When I noted that Jacob was looking pale and sunken-eyed, I realized that a hospital visit was likely and decided it was time to bite the bullet and call in the cavalry. It takes almost a full day to fly from Taiwan to Beijing, during which time Jacob improved markedly. When Rebecca finally arrived – late at night, with the kids all sound asleep – I felt a little silly, even a tad guilty. It struck me then how much I benefit from a double standard. As a dad on the frontline of parenthood, I receive a lot of praise and admiration, and I’m willing to accept that at least some of it is actually genuine. But when the muck hits the fan, I can cry uncle and my wife will cut her business trip short and come rescue me. It’s hard to imagine the same thing happening if our roles were reversed.

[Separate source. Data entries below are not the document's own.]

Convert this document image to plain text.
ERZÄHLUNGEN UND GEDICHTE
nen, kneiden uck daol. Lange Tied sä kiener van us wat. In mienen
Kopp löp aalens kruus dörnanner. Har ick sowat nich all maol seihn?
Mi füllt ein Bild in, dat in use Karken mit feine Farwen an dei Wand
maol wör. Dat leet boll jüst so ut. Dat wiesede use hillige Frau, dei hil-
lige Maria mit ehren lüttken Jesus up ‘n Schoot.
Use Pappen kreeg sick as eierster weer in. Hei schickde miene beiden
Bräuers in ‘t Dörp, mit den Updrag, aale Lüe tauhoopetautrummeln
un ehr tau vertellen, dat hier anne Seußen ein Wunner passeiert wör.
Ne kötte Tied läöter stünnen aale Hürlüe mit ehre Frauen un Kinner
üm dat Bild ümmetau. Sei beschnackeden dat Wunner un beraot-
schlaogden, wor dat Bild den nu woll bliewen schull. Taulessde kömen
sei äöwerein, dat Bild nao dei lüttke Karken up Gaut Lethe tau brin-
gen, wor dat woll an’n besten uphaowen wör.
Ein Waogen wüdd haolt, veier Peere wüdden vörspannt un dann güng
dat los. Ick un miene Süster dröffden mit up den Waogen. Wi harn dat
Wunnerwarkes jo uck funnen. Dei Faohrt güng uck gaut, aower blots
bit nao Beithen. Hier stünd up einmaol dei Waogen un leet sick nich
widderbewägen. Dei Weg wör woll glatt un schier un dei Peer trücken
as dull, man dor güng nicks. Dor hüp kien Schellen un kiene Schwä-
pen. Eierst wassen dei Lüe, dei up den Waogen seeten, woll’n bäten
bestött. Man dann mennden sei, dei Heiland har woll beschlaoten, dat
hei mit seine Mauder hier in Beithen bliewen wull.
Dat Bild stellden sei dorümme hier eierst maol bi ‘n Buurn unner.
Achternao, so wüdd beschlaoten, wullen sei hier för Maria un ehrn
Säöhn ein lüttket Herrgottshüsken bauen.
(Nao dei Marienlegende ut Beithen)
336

The next morning, Jacob was still unwell. Disregarding my insistence that the doctor had already declared it “just a stomach bug,” sure to pass soon, Rebecca decided that it was time her son see another doctor for some tests. A culture revealed that the infection was, in fact, bacterial and a dose of antibiotics helped turn the tide. It was just further proof that sometimes father doesn’t know best after all. As if any were needed.